Anyway, I think someone sent it snail mail so you know, it just showed up 20 years late. #USPS for those of you too young to know, that stands for: United States Postal Service…..Ok, I am done with amateur comedian hour!
So, my real point of turmoil is that I keep evaluating EVERY SINGLE THING I SAY AND DO! Like ALL day, EVERY day, I keep bending Roger’s ear (he seriously is a great listener ^^especially for a man^^)
Randomly I will be like: I just figured out today the reason why I drive you crazy is because my mom wasn’t a good mom…..Okay, that isn’t what I say. I’m sure it was something similar though.

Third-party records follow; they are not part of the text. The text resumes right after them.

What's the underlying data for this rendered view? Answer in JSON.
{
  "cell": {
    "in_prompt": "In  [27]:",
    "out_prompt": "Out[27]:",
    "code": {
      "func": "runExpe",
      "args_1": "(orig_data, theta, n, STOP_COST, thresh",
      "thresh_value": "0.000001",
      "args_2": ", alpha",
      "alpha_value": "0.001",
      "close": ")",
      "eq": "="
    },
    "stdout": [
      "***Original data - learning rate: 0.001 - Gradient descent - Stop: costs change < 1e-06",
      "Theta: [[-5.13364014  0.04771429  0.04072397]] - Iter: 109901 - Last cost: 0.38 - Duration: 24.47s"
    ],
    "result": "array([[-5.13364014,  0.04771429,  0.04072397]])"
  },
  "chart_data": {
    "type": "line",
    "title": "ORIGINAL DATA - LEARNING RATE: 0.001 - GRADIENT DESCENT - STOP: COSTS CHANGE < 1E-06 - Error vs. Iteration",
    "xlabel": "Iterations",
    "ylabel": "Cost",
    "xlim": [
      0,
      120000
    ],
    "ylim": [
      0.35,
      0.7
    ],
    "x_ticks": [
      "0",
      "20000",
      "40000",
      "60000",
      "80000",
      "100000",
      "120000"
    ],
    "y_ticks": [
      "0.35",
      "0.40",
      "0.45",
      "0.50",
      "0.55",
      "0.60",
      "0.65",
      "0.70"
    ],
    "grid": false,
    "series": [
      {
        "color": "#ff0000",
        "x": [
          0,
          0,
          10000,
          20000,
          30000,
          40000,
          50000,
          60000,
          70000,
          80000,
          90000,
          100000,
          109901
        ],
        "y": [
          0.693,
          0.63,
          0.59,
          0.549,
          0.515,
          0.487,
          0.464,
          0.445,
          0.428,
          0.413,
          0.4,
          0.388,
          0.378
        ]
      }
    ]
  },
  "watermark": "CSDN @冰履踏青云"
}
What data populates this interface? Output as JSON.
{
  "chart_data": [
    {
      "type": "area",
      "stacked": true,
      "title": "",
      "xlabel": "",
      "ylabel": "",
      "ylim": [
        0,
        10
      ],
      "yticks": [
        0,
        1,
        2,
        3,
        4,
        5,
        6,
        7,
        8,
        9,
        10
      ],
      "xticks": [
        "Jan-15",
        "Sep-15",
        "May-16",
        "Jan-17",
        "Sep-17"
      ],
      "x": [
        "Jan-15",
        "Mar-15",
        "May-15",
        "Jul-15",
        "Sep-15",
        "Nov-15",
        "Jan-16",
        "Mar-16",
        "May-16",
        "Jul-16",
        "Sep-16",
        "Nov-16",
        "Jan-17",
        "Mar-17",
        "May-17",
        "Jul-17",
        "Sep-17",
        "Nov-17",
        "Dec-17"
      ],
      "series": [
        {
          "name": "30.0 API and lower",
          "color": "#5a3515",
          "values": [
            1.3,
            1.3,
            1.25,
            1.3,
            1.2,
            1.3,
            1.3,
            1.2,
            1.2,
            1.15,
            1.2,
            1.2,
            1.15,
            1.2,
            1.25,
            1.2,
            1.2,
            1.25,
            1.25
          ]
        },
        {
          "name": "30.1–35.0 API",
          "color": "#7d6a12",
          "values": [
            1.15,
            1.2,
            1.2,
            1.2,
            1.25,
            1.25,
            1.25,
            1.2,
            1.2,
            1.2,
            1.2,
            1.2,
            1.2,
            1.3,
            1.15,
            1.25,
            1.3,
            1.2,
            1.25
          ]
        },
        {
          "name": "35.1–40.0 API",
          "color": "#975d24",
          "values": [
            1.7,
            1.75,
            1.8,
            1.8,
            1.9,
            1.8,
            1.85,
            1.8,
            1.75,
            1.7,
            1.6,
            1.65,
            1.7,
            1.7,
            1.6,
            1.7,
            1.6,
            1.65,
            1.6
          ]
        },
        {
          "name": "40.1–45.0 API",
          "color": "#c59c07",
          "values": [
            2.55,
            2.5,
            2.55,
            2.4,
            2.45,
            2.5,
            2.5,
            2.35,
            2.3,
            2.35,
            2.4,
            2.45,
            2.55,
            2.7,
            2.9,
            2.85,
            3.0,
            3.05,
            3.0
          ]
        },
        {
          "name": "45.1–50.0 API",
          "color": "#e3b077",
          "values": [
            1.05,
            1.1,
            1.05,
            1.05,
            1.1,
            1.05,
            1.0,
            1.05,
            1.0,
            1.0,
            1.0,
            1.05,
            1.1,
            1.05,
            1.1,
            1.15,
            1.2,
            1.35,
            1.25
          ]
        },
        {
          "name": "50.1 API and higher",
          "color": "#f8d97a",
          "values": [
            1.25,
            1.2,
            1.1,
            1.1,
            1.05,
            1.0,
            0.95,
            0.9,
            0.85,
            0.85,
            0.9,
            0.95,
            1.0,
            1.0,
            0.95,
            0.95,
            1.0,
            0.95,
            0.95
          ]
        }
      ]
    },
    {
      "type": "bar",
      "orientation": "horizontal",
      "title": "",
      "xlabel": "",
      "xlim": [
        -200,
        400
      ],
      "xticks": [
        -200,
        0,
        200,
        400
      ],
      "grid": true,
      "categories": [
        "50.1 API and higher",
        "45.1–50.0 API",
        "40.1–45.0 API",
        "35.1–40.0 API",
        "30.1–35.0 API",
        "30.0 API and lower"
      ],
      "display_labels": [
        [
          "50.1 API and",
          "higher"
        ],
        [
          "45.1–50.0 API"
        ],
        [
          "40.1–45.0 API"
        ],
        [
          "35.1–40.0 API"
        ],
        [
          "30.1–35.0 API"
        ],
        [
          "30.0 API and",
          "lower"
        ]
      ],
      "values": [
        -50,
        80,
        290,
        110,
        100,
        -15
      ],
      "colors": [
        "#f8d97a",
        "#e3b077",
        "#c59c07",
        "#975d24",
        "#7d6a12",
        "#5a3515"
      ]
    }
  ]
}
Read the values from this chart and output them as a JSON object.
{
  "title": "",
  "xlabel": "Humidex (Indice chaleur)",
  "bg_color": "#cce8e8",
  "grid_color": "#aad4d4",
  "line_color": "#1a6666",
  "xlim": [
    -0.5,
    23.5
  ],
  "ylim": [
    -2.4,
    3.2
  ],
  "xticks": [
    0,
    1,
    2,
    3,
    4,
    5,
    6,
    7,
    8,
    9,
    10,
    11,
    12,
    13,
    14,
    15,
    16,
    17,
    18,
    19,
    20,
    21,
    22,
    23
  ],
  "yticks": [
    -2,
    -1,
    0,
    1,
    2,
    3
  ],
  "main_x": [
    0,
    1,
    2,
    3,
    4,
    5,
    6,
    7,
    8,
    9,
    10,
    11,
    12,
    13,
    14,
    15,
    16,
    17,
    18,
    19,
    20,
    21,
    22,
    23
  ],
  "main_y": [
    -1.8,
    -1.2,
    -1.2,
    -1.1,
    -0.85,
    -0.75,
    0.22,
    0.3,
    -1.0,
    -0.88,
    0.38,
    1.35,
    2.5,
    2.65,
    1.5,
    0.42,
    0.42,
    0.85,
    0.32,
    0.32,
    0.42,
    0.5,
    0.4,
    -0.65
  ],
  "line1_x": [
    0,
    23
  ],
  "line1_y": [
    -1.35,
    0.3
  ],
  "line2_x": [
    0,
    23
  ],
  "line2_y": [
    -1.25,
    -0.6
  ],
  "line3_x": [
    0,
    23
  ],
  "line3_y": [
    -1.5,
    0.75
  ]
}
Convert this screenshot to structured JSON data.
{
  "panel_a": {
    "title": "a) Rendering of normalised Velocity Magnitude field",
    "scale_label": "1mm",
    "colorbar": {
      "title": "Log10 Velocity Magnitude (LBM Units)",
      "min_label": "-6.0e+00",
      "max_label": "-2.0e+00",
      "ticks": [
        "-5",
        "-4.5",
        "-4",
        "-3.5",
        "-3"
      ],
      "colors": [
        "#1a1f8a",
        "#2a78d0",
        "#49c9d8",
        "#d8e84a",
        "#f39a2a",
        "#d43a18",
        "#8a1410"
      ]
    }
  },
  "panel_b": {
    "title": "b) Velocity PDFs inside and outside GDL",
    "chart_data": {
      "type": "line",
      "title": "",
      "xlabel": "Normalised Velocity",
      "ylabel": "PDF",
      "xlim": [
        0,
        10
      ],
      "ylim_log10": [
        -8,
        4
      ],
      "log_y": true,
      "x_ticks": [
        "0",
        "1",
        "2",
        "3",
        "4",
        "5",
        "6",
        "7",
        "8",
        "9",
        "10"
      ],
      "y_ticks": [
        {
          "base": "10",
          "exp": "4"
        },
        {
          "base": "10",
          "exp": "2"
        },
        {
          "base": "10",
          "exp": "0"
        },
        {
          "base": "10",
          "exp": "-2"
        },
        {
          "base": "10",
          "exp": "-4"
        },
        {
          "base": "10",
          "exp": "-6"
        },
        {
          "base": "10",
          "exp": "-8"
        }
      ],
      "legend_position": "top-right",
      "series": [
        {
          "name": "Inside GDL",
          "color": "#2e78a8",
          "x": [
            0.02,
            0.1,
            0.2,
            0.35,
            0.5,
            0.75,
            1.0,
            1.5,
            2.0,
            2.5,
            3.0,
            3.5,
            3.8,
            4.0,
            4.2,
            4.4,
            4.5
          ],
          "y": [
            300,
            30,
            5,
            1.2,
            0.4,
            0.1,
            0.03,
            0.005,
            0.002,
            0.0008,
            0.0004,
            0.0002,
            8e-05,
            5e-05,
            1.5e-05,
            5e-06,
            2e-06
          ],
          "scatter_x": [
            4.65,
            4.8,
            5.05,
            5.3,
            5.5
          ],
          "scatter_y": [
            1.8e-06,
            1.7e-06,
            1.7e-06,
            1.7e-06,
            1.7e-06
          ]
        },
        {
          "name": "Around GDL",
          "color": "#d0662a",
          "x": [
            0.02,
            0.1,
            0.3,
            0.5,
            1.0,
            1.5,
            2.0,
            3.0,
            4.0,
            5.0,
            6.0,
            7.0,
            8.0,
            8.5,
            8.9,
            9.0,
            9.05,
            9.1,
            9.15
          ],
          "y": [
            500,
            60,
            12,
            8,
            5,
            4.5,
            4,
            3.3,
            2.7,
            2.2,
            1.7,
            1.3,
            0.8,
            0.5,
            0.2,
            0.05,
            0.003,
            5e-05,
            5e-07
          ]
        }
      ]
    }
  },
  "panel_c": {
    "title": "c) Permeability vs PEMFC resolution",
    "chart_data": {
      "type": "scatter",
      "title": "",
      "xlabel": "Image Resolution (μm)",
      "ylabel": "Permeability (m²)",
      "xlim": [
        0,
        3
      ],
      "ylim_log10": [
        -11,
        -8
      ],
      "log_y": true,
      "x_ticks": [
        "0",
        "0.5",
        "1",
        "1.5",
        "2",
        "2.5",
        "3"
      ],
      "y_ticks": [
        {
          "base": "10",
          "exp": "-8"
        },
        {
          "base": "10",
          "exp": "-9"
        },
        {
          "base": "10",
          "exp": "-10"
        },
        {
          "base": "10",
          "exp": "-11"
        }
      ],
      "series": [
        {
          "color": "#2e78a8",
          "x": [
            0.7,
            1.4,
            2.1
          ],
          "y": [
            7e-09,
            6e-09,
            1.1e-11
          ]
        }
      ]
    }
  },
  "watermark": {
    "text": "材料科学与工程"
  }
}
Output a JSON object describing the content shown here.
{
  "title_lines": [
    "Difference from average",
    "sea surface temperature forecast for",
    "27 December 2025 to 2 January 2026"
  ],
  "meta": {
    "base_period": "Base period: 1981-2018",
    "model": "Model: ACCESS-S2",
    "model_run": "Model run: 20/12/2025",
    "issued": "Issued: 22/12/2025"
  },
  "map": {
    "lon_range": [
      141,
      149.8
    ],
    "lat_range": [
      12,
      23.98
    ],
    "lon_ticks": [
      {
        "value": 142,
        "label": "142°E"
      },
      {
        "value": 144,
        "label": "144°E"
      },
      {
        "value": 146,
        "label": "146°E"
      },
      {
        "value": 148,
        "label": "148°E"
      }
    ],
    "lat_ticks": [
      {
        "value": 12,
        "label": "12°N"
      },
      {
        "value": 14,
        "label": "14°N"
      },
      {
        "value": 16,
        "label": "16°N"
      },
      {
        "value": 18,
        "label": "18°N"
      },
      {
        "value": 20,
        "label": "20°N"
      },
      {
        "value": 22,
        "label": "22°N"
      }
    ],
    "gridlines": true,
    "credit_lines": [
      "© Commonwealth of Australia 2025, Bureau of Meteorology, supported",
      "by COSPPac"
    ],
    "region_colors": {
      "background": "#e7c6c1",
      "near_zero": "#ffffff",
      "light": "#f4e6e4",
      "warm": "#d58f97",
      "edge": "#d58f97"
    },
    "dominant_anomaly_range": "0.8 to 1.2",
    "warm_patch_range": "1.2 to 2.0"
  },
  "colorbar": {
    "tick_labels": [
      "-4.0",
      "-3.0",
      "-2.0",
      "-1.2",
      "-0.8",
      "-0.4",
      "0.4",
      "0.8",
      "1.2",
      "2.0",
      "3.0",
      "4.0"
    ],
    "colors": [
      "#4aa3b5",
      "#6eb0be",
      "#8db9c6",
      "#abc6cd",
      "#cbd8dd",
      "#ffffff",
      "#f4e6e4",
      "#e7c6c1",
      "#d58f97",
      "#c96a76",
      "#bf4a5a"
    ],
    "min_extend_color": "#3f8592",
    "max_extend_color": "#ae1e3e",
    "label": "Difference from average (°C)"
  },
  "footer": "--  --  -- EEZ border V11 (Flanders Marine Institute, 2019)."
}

It is clear though, to me and my husband that I have this insatiable desire to learn what it takes to be “normal” At first this meant the little house with the white picket fence, now it means finding peace. Due to my childhood it has taken a long time to realize that I deserve it. I am hoping that someone will read this and save themselves the 20 years it took me to realize that I am deserving of peace!